Domestic violence refuges across the country, reliant on local authority funding that’s faced significant cuts in the last five years, face similar problems. Specialist services are being asked to provide general services while other refuges are closing as local authority funding is reduced or withdrawn. Women fleeing violent relationships are being turned away because refuges have no spaces for them. Women’s Aid’s annual study found that 155 women are turned away each day. According to a new campaign led by the Sun newspaper 32 refuges have closed since 2010.
Meanwhile, women continue to die. Two women a week are killed by a partner or former partner. We know their names because Karen Ingala Smith, a campaigner and head of a domestic violence charity Nia, began counting and recording their murders in January 2012.

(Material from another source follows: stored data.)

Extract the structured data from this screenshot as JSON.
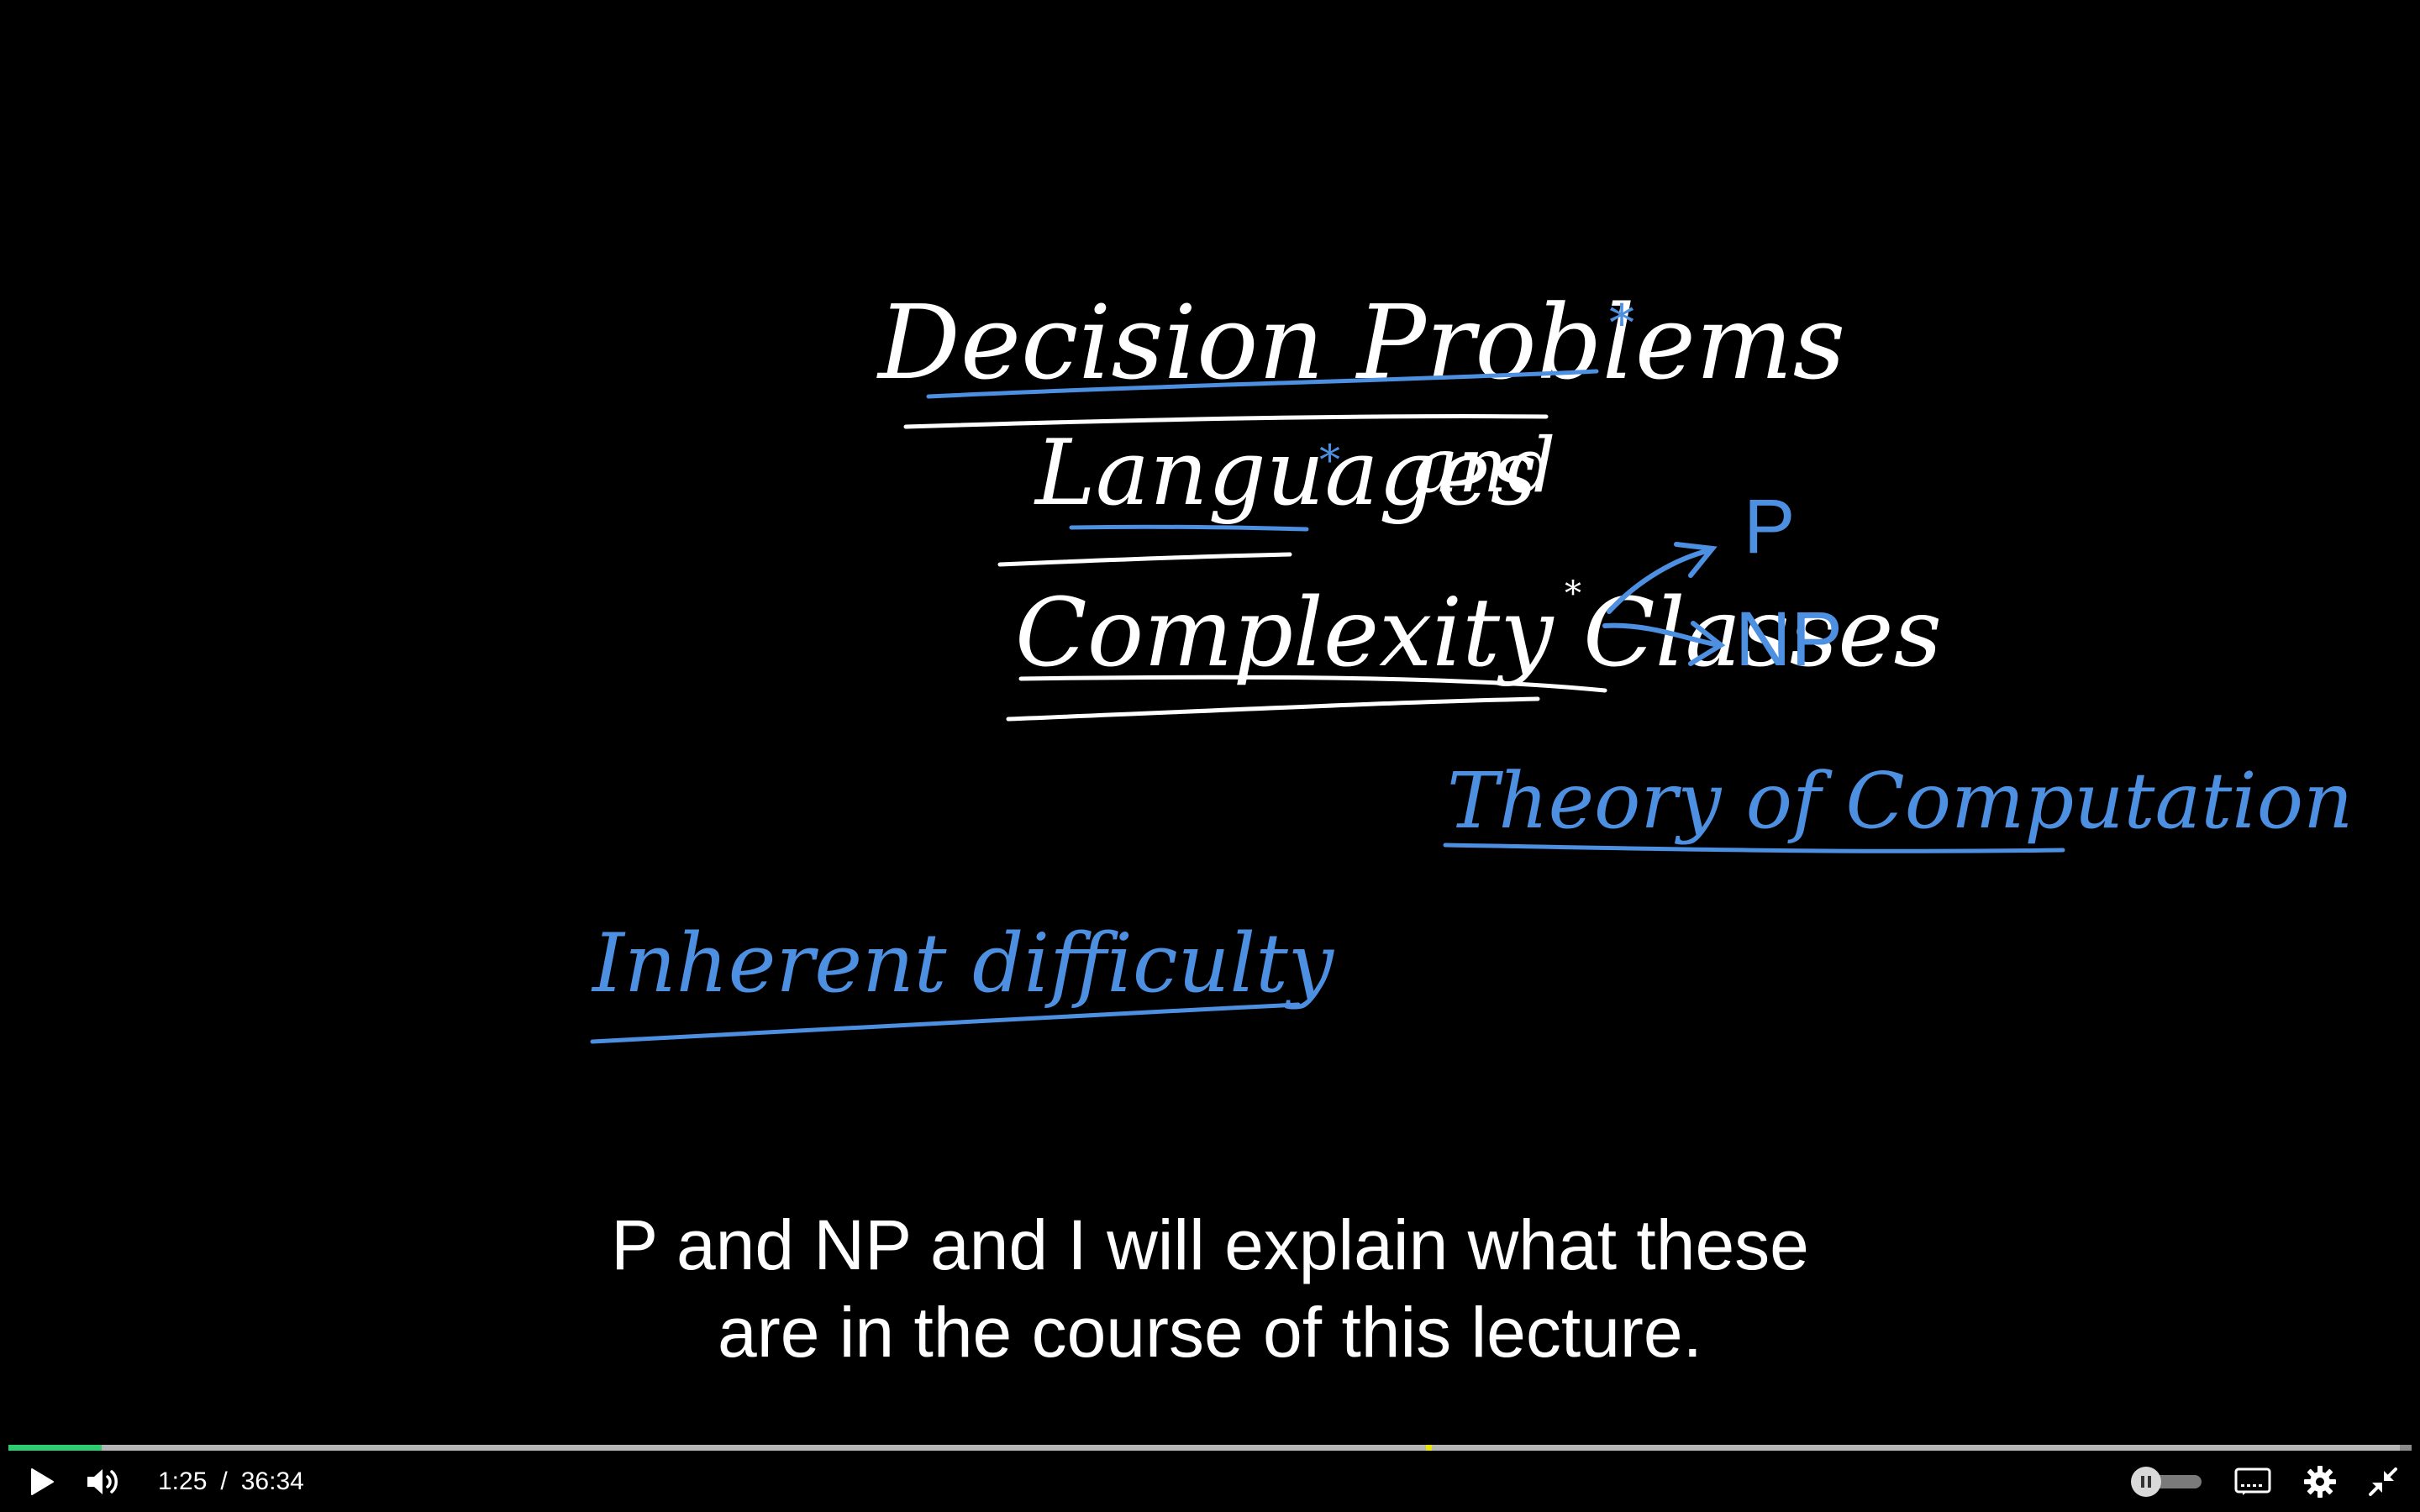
{
  "board": {
    "line1": "Decision Problems",
    "line2_a": "Languages",
    "line2_b": "and",
    "line3": "Complexity Classes",
    "class_p": "P",
    "class_np": "NP",
    "topic": "Theory of Computation",
    "note": "Inherent difficulty",
    "asterisk": "*"
  },
  "captions": {
    "line1": "P and NP and I will explain what these",
    "line2": "are in the course of this lecture."
  },
  "player": {
    "current_time": "1:25",
    "separator": "/",
    "duration": "36:34",
    "played_fraction": 0.0388,
    "buffered_fraction": 0.995,
    "chapter_marker_fraction": 0.59,
    "autoplay_on": false
  },
  "colors": {
    "chalk_white": "#ffffff",
    "chalk_blue": "#4d8fe0",
    "progress_played": "#2ecc71",
    "chapter_marker": "#e6e600"
  },
  "icons": {
    "play": "play-icon",
    "volume": "volume-icon",
    "autoplay": "autoplay-toggle-icon",
    "captions": "captions-icon",
    "settings": "gear-icon",
    "exit_fullscreen": "exit-fullscreen-icon"
  }
}
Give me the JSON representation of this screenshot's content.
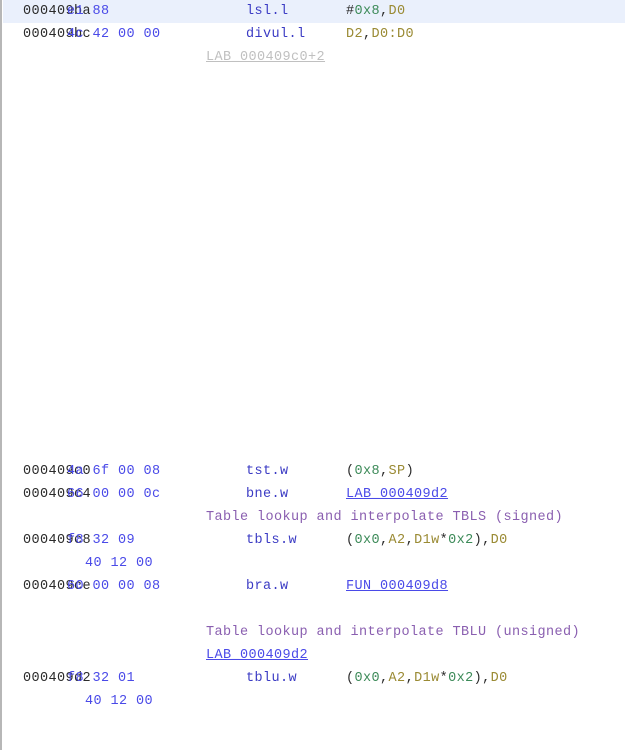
{
  "view": {
    "name": "disassembly-listing",
    "colors": {
      "background": "#ffffff",
      "selected_row": "#eaf0fc",
      "address": "#2b2b2b",
      "bytes": "#4a4ae8",
      "mnemonic": "#3b3bc4",
      "reference": "#4a4ae8",
      "comment": "#8a5fb0",
      "number_operand": "#3c8a58",
      "register_operand": "#9a8a33",
      "faint_label": "#c0c0c0",
      "left_border": "#b7b7b7"
    }
  },
  "lines": [
    {
      "kind": "instruction",
      "selected": true,
      "address": "000409ba",
      "bytes": "e1 88",
      "mnemonic": "lsl.l",
      "operand_tokens": [
        {
          "text": "#",
          "type": "punct"
        },
        {
          "text": "0x8",
          "type": "num"
        },
        {
          "text": ",",
          "type": "punct"
        },
        {
          "text": "D0",
          "type": "reg"
        }
      ],
      "operands_plain": "#0x8,D0"
    },
    {
      "kind": "instruction",
      "selected": false,
      "address": "000409bc",
      "bytes": "4c 42 00 00",
      "mnemonic": "divul.l",
      "operand_tokens": [
        {
          "text": "D2",
          "type": "reg"
        },
        {
          "text": ",",
          "type": "punct"
        },
        {
          "text": "D0:D0",
          "type": "reg"
        }
      ],
      "operands_plain": "D2,D0:D0"
    },
    {
      "kind": "label-faint",
      "label": "LAB_000409c0+2"
    },
    {
      "kind": "blank"
    },
    {
      "kind": "blank"
    },
    {
      "kind": "blank"
    },
    {
      "kind": "blank"
    },
    {
      "kind": "blank"
    },
    {
      "kind": "blank"
    },
    {
      "kind": "blank"
    },
    {
      "kind": "blank"
    },
    {
      "kind": "blank"
    },
    {
      "kind": "blank"
    },
    {
      "kind": "blank"
    },
    {
      "kind": "blank"
    },
    {
      "kind": "blank"
    },
    {
      "kind": "blank"
    },
    {
      "kind": "blank"
    },
    {
      "kind": "blank"
    },
    {
      "kind": "blank"
    },
    {
      "kind": "instruction",
      "selected": false,
      "address": "000409c0",
      "bytes": "4a 6f 00 08",
      "mnemonic": "tst.w",
      "operand_tokens": [
        {
          "text": "(",
          "type": "punct"
        },
        {
          "text": "0x8",
          "type": "num"
        },
        {
          "text": ",",
          "type": "punct"
        },
        {
          "text": "SP",
          "type": "reg"
        },
        {
          "text": ")",
          "type": "punct"
        }
      ],
      "operands_plain": "(0x8,SP)"
    },
    {
      "kind": "instruction",
      "selected": false,
      "address": "000409c4",
      "bytes": "66 00 00 0c",
      "mnemonic": "bne.w",
      "operand_tokens": [
        {
          "text": "LAB_000409d2",
          "type": "ref"
        }
      ],
      "operands_plain": "LAB_000409d2"
    },
    {
      "kind": "comment",
      "comment": "Table lookup and interpolate TBLS (signed)"
    },
    {
      "kind": "instruction",
      "selected": false,
      "address": "000409c8",
      "bytes": "f8 32 09",
      "mnemonic": "tbls.w",
      "operand_tokens": [
        {
          "text": "(",
          "type": "punct"
        },
        {
          "text": "0x0",
          "type": "num"
        },
        {
          "text": ",",
          "type": "punct"
        },
        {
          "text": "A2",
          "type": "reg"
        },
        {
          "text": ",",
          "type": "punct"
        },
        {
          "text": "D1w",
          "type": "reg"
        },
        {
          "text": "*",
          "type": "punct"
        },
        {
          "text": "0x2",
          "type": "num"
        },
        {
          "text": ")",
          "type": "punct"
        },
        {
          "text": ",",
          "type": "punct"
        },
        {
          "text": "D0",
          "type": "reg"
        }
      ],
      "operands_plain": "(0x0,A2,D1w*0x2),D0"
    },
    {
      "kind": "bytes-continuation",
      "bytes": "40 12 00"
    },
    {
      "kind": "instruction",
      "selected": false,
      "address": "000409ce",
      "bytes": "60 00 00 08",
      "mnemonic": "bra.w",
      "operand_tokens": [
        {
          "text": "FUN_000409d8",
          "type": "ref"
        }
      ],
      "operands_plain": "FUN_000409d8"
    },
    {
      "kind": "blank"
    },
    {
      "kind": "comment",
      "comment": "Table lookup and interpolate TBLU (unsigned)"
    },
    {
      "kind": "label-link",
      "label": "LAB_000409d2"
    },
    {
      "kind": "instruction",
      "selected": false,
      "address": "000409d2",
      "bytes": "f8 32 01",
      "mnemonic": "tblu.w",
      "operand_tokens": [
        {
          "text": "(",
          "type": "punct"
        },
        {
          "text": "0x0",
          "type": "num"
        },
        {
          "text": ",",
          "type": "punct"
        },
        {
          "text": "A2",
          "type": "reg"
        },
        {
          "text": ",",
          "type": "punct"
        },
        {
          "text": "D1w",
          "type": "reg"
        },
        {
          "text": "*",
          "type": "punct"
        },
        {
          "text": "0x2",
          "type": "num"
        },
        {
          "text": ")",
          "type": "punct"
        },
        {
          "text": ",",
          "type": "punct"
        },
        {
          "text": "D0",
          "type": "reg"
        }
      ],
      "operands_plain": "(0x0,A2,D1w*0x2),D0"
    },
    {
      "kind": "bytes-continuation",
      "bytes": "40 12 00"
    }
  ]
}
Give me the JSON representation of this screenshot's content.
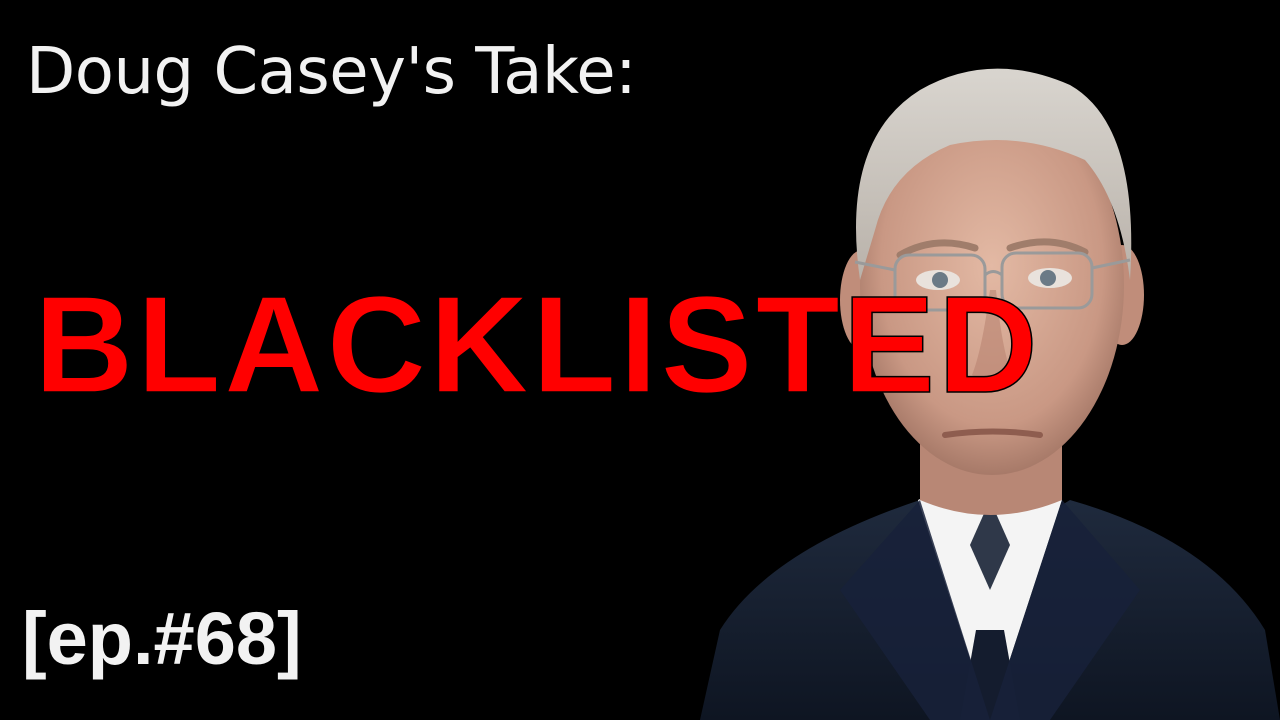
{
  "thumbnail": {
    "title": "Doug Casey's Take:",
    "headline": "BLACKLISTED",
    "episode": "[ep.#68]"
  },
  "colors": {
    "background": "#000000",
    "title_text": "#f2f2f2",
    "headline_text": "#ff0000"
  }
}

Since 2010 it’s been widely reported that women face the brunt of public spending cuts and welfare reform because they are more likely than men to need benefit support and use public services. What’s worrying is the cumulative impact of austerity on women’s rights. The slashing of the legal aid budget and increasing court fees has made it difficult for women to access the courts. Increased conditionality around Jobseeker’s Allowance and sanctions has driven poorer women raising children into poverty or insecure, poorly paid work.
And so Sisters Uncut have taken to the streets. On their first Valentine’s Day protest, they shut down London’s busiest shopping district. Over the May bank holiday weekend, the group blockaded a street outside the London Councils offices. From the roof of the building they unfurled a flag which read, “You cut, we bleed.”
In July George Osborne will announce his Budget, which could see at least £12bn further cuts made to public services and welfare. It could get even worse.